True, English doesn't help here. I can see how that may pose a problem when you come from English as your native language (and possibly others which have no case system to speak of).
I think the explanation given on the site is pretty clear. English doesn't have to worry about cases, and the example given is We talked about what you were reading. "What" acts like a hinge combining the two halves of the sentence because it both refers to "about" and to "reading": What were you talking about? What were you reading?

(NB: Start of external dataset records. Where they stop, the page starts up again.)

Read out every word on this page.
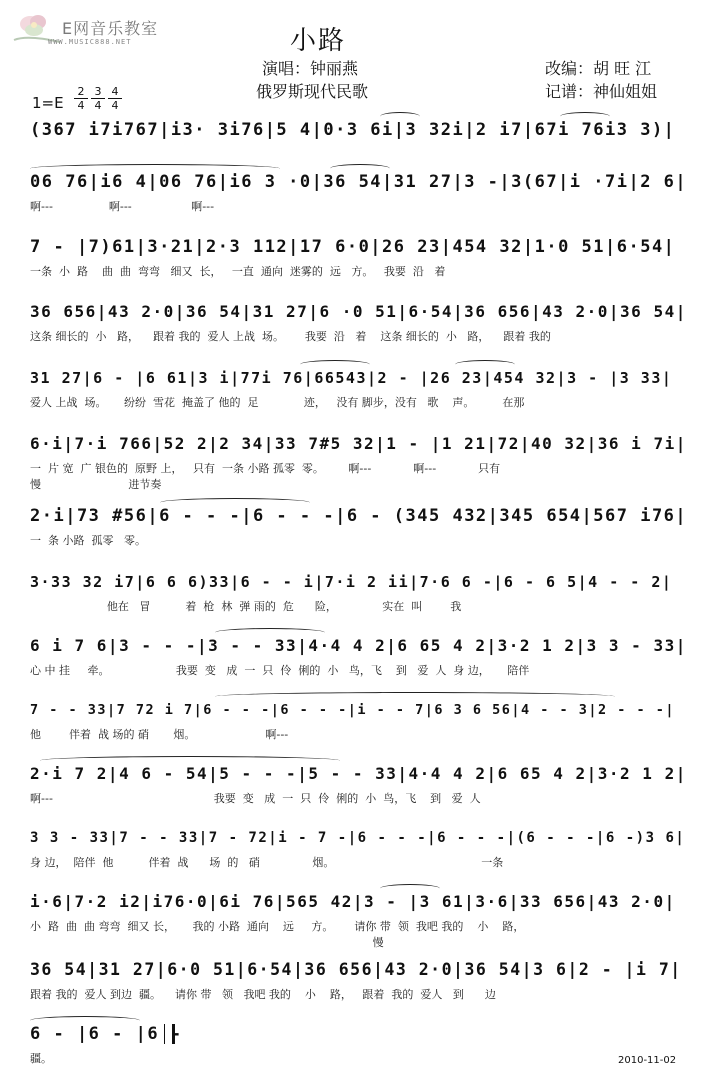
E网音乐教室
WWW.MUSIC888.NET	小路
演唱：钟丽燕
俄罗斯现代民歌
改编：胡 旺 江
记谱：神仙姐姐
1=E
2
4
3
4
4
4
(367 i7i767|i3· 3i76|5 4|0·3 6i|3 32i|2 i7|67i 76i3 3)|
06 76|i6 4|06 76|i6 3 ·0|36 54|31 27|3 -|3(67|i ·7i|2 6|
啊---                啊---                 啊---
7 - |7)61|3·21|2·3 112|17 6·0|26 23|454 32|1·0 51|6·54|
一条  小  路    曲  曲  弯弯   细又  长，   一直  通向  迷雾的  远   方。   我要  沿   着
36 656|43 2·0|36 54|31 27|6 ·0 51|6·54|36 656|43 2·0|36 54|
这条 细长的  小   路，    跟着 我的  爱人 上战  场。      我要  沿   着    这条 细长的  小   路，    跟着 我的
31 27|6 - |6 61|3 i|77i 76|66543|2 - |26 23|454 32|3 - |3 33|
爱人 上战  场。     纷纷  雪花  掩盖了 他的  足             迹，   没有 脚步，没有   歌    声。        在那
6·i|7·i 766|52 2|2 34|33 7#5 32|1 - |1 21|72|40 32|36 i 7i|
一  片 宽  广 银色的  原野 上，   只有  一条 小路 孤零  零。       啊---            啊---            只有
慢                         进节奏
2·i|73 #56|6 - - -|6 - - -|6 - (345 432|345 654|567 i76|
一  条 小路  孤零   零。
3·33 32 i7|6 6 6)33|6 - - i|7·i 2 ii|7·6 6 -|6 - 6 5|4 - - 2|
他在   冒          着  枪  林  弹 雨的  危      险，             实在  叫        我
6 i 7 6|3 - - -|3 - - 33|4·4 4 2|6 65 4 2|3·2 1 2|3 3 - 33|
心 中 挂     牵。                   我要  变   成  一  只  伶  俐的  小   鸟，飞    到   爱  人  身 边，     陪伴
7 - - 33|7 72 i 7|6 - - -|6 - - -|i - - 7|6 3 6 56|4 - - 3|2 - - -|
他        伴着  战 场的 硝       烟。                    啊---
2·i 7 2|4 6 - 54|5 - - -|5 - - 33|4·4 4 2|6 65 4 2|3·2 1 2|
啊---                                              我要  变   成  一  只  伶  俐的  小  鸟，飞    到   爱  人
3 3 - 33|7 - - 33|7 - 72|i - 7 -|6 - - -|6 - - -|(6 - - -|6 -)3 6|
身 边，  陪伴  他          伴着  战      场  的   硝               烟。                                          一条
i·6|7·2 i2|i76·0|6i 76|565 42|3 - |3 61|3·6|33 656|43 2·0|
小  路  曲  曲 弯弯  细又 长，     我的 小路  通向    远     方。      请你 带  领  我吧 我的    小    路，
慢
36 54|31 27|6·0 51|6·54|36 656|43 2·0|36 54|3 6|2 - |i 7|
跟着 我的  爱人 到边  疆。    请你 带   领   我吧 我的    小    路，   跟着  我的  爱人   到      边
6 - |6 - |6 -
疆。	2010-11-02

As "what" works both ways one might presume, coming from English, that the same mechanism works in Russian, but it doesn't. You can translate the first half of the sentence like this: Мы говорили о том, which in English is rendered as "we were talking about what". But о том may not be the object of the verb читать here, so you cannot just go on saying о том вы читали as you can in English. Читать requires an object in accusative case. Therefore a comma separates the two phrases neatly, and a second pronoun is inserted after it which fulfils the requirement of accusative case: Мы говорили о том, что вы читали. This is more like "We were talking about that / which you were reading". You might feel like this is a slightly more convoluted way of saying the same thing as with "what", and in fact I have found that "Could I express this in a slightly more convoluted fashion?" is a thought which helps me write better Russian, even coming from German as a native language.Russian likes neatly separated complete main and dependent clauses, where English tends to condensate them.
It's a bit of an oversight that the website you linked to calls it T-K construction, saying that a second pronoun beginning with "к" usually follows, and then goes on primarily giving examples with что. I don't think there's a standard name for the phenomenon as it would be something a native speaker never needs to think about.